TL;DR - Morale of the story:
1) always read the product description and customer reviews when ordering online.
2) always keep any user manuals shipped with said products
Earlier this summer, I decided I was fed up with using my phone as a replacement for an alarm clock, and decided to get a real one. One that would light up in the night if needed and was cheap. Maybe with temperature display as well...
I turned to my favorite gadget store, dx.com , and found a clock that seemed nearly perfect: cheap; illuminated display, alarm function and shows the room temperature.
I got my clock and begun to set the time, when I noticed, not only that the clock SPOKE, it only spoke Mandarin Chinese. Nothing else. And there is NO mute button or volume control, every time you press the switch to illuminate the display, a perky-sounding Chinese woman with a loud voice tells you what I can only presume is the time (and possibly the temperature) in Mandarin.
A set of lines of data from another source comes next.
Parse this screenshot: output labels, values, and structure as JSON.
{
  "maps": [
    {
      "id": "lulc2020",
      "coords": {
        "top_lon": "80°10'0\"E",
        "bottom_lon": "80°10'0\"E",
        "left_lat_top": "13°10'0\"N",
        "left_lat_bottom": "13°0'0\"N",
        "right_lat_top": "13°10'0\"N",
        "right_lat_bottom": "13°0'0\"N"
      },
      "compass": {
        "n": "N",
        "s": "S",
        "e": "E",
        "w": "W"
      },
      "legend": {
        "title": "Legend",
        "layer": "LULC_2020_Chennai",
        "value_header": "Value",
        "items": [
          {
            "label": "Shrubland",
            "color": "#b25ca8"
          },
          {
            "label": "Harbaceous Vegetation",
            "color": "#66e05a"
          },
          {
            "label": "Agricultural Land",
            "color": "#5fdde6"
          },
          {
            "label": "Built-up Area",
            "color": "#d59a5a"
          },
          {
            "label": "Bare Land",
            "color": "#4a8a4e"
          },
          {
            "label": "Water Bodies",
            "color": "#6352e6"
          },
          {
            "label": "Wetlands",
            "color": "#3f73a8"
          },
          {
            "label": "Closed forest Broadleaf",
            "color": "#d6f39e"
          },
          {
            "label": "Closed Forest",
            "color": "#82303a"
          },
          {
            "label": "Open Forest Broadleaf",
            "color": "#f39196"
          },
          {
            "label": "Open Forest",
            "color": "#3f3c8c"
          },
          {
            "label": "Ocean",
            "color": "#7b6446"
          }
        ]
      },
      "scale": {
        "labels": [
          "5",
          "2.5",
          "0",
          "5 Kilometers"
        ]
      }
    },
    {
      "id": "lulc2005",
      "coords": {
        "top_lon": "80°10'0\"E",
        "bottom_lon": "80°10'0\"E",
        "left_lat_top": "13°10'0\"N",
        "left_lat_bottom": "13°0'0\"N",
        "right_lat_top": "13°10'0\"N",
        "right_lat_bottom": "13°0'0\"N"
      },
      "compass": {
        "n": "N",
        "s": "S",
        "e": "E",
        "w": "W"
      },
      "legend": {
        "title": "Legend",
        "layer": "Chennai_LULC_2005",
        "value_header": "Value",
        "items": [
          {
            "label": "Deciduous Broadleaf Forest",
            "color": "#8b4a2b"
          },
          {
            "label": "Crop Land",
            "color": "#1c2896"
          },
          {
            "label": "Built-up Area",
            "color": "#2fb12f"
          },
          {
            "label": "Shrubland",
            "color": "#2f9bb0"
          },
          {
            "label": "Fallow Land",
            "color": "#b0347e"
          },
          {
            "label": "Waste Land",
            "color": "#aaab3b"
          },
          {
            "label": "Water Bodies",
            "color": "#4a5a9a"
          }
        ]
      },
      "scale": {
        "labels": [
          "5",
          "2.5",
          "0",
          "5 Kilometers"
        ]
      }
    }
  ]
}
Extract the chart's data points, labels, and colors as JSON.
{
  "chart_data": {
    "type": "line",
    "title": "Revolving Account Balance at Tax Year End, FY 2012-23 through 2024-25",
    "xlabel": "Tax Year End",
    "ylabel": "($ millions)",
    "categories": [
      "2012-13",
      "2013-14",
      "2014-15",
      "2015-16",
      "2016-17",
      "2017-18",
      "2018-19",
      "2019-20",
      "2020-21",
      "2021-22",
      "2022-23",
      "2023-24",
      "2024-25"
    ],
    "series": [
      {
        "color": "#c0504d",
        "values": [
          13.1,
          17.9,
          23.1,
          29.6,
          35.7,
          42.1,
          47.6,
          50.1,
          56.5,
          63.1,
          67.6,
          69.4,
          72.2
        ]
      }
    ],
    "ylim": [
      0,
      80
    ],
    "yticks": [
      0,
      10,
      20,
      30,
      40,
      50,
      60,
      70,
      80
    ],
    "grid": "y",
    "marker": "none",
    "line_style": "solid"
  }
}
Oh well, quirky but still useful, I thought, and let it be.
Some time passed, and when it was time for me to use the alarm function for the first time, I could not find the quick user guide that had shipped with the product. The clock in question only has three buttons, so I thought "honestly, how hard can it be?". Conclusion: very hard!
The first time I tried to use the alarm, I managed to mistakenly set it for 1:02 AM. Yup. It took 5 minutes of frantic half-asleep button-pushing to get the damn thing to stop speaking Chinese and playing random wake-up tunes. Since then, I only used it as a bedside clock, without the alarm.
Last night, I noticed that my phone was almost dead and needed charging. I cannot charge it in the bedroom, since the cats have developed a strange appetite for phone chargers. I decided to leave it charging downstairs, and to once more attempt using my chinese-speaking but mostly useless alarm clock.
After some random button-pushing, I thought I succeded in setting the alarm for 8:10 AM, and went happily to sleep. How wrong I was! Turned out my nifty, Chinese-speaking clock also has a "call out the time every hour"-function. After being woken up at 1:07 AM, 2:07 AM and 3:07 AM by the preppy-sounding Chinese woman, I was finally somehow able to turn said function off. Unfortunately, I also managed to turn off the alarm that I so painstakingly had set earlier.
Defeated, I went downstairs to get my cell phone. The Mandarin-speaking clock can go back to just (silently!) telling the time.